A test for a sickness is 99% reliable. That is, 99% of the healthy people test negative, and 99% of sick people test positive.
Given that 1% of the entire population is actually sick, what are the chances that you are actually sick if you test positive?
Here is my solution without using Bayes' theorem.

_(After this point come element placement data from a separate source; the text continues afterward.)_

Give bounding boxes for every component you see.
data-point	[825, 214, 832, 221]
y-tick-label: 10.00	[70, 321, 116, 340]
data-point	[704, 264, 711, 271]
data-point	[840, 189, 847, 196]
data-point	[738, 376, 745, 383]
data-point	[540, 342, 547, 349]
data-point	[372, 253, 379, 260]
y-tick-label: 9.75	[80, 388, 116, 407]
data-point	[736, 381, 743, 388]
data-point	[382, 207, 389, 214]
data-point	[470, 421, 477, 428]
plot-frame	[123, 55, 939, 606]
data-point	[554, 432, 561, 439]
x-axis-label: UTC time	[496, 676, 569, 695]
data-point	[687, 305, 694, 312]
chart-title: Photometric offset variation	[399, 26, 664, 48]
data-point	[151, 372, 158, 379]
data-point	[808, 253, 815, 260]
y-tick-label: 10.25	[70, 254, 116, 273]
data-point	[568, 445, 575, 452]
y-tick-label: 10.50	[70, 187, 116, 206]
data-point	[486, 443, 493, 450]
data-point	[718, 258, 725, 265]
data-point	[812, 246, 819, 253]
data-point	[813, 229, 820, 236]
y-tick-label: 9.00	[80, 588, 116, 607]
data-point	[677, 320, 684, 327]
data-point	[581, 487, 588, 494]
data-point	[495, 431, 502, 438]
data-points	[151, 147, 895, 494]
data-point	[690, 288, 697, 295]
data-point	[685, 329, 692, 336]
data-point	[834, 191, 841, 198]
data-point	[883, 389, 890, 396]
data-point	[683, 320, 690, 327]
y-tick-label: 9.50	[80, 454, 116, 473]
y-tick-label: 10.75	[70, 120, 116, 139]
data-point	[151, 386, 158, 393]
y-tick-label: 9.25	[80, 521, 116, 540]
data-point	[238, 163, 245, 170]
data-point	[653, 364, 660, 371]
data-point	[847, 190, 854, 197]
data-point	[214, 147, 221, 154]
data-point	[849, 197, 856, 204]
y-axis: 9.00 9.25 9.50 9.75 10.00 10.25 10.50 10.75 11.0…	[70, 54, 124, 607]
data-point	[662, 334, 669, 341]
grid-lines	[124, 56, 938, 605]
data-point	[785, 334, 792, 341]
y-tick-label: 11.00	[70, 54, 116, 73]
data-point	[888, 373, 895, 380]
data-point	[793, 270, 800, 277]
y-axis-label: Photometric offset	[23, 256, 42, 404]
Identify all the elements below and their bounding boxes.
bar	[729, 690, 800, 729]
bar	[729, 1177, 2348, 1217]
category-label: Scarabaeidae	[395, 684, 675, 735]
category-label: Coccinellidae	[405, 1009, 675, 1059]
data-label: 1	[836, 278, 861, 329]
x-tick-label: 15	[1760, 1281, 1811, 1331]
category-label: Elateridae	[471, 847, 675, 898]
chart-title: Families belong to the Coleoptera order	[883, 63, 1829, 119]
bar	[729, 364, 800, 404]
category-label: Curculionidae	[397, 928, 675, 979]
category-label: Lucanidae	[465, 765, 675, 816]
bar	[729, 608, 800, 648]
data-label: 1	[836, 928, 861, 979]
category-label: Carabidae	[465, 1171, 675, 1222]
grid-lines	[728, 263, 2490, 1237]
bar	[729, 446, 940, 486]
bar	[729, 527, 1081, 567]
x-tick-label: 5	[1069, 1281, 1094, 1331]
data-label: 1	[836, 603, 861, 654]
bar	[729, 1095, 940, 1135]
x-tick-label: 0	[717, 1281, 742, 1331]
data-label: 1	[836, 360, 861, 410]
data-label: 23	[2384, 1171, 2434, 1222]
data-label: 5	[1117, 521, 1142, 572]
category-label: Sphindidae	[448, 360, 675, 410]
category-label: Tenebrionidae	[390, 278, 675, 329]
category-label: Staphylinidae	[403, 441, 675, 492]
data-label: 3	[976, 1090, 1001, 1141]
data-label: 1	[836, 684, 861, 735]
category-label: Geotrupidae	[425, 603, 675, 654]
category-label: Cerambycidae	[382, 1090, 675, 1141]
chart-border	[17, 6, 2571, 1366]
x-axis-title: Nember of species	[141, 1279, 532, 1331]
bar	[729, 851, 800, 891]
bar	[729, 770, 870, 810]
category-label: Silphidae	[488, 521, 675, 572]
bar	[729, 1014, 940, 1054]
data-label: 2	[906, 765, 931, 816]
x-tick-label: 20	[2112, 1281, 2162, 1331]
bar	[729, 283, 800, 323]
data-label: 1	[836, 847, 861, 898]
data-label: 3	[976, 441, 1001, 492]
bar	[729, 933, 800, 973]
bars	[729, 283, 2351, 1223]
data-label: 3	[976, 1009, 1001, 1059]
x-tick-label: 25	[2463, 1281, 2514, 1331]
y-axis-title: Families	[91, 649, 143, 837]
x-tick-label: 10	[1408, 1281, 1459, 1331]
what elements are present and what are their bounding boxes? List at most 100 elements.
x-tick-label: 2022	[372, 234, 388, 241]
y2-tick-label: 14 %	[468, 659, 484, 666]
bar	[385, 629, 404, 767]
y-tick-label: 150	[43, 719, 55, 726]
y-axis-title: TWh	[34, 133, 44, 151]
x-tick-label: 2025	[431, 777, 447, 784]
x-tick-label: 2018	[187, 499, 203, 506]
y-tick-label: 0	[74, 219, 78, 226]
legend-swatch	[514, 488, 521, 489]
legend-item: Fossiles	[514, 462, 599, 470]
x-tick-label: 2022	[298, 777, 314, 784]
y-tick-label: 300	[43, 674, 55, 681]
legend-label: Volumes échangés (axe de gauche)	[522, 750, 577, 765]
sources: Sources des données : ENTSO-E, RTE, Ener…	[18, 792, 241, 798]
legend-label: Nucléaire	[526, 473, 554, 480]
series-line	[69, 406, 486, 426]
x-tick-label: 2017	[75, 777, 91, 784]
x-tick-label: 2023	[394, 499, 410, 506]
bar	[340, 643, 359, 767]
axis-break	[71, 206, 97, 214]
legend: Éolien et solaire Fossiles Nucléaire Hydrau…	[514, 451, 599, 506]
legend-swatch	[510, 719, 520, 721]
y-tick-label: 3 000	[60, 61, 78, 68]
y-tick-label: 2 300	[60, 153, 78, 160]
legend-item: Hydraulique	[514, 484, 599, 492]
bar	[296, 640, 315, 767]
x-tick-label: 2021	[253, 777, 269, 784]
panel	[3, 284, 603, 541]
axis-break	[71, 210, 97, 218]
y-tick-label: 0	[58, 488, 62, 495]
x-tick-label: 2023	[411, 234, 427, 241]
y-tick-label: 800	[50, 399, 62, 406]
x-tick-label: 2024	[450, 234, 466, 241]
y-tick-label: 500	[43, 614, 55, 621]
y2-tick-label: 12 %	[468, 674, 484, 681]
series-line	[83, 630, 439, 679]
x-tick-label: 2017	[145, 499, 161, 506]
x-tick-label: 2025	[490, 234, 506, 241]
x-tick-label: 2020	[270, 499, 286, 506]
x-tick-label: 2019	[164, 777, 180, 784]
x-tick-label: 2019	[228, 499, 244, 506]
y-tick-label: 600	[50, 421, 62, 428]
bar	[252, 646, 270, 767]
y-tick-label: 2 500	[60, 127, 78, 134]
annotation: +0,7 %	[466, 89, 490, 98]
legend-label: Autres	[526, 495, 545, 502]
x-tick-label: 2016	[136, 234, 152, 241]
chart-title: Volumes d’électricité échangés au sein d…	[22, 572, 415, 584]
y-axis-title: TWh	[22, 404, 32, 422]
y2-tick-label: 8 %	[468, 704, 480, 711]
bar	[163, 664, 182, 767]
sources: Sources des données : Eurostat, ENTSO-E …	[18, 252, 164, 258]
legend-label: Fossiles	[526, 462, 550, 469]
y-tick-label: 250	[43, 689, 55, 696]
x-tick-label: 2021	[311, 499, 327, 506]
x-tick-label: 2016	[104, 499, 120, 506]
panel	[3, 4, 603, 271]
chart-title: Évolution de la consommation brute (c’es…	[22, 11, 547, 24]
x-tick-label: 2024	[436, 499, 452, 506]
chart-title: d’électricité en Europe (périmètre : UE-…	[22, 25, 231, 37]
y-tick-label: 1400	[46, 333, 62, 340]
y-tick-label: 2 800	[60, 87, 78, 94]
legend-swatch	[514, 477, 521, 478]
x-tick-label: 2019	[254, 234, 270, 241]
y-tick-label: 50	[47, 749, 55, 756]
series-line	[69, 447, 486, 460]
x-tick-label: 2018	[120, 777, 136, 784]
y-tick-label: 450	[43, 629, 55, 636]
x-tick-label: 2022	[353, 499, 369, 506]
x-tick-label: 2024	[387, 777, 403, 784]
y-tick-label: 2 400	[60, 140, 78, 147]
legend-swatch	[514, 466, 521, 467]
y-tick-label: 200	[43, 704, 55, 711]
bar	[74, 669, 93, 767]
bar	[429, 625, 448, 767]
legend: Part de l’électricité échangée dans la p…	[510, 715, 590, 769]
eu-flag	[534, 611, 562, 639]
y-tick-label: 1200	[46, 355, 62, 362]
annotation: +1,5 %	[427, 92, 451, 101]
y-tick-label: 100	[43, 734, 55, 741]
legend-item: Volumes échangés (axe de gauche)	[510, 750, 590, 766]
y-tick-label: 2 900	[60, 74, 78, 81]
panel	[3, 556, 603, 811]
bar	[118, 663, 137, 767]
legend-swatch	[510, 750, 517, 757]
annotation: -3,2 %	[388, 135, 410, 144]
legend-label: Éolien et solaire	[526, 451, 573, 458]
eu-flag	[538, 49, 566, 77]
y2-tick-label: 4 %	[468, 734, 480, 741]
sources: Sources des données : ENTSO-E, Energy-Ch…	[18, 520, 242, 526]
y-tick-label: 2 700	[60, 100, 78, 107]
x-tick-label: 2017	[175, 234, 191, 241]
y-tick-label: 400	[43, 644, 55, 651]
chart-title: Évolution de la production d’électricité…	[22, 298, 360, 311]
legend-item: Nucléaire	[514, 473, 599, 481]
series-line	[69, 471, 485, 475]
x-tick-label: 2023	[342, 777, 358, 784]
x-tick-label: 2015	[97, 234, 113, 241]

$$P(being\ sick\ |\ test\ positive) = \frac{Number\ of\ people\ who\ are\ actually\ sick}{Number\ of\ people\ who\ test\ positive} $$
$$So,P(being\ sick\ |\ test\ positive)= \frac{1\%\ of\ \ the\ total\ population}{1\%\ of\ healthy\ people+99\%\ of\ sick\ people} $$
$$Let\ the\ total\ population\ be\ x. So,\ \ \ \ \ \ \ \ \ \ \ \ \ \ \ \ \ \ \ \ \ \ \ \ \ \ \ \ \ \ \ \ \ \ \ \ \ \ \ \ \ \ \ \ \ \ \ \ \ \ \ \ \ \ \ \ \ \ \ \ \ \ \ \ \ \ \ \ \ \ \ \ $$
$$P=\frac{0.01x}{0.01*0.99x+0.99*0.01x}$$
$$P=\frac{1}{0.99+0.99}=\frac{1}{1.98}$$
But, when you use Bayes' theorem, you get P=1/2. Why is the denominator off by 0.02?
Either I'm wrong (but I really can't see why) or there is some kind of an approximation in Bayes' theorem (highly impossible). Can someone please tell me what are the other factors that Bayes' theorem considers but my solution doesn't? I would also be extremely grateful if someone could explain the theorem can be understood intuitively.
Best Answer
Your numerator should be those people that get sick AND test positive, or $0.99\times 0.01x$.
In some sense, your universe is those people who test positive, which is $0.01x$. That includes healthy people with false positives, and sick people with true positives. In this problem those two populations are of equal size, hence $\frac{1}{2}$.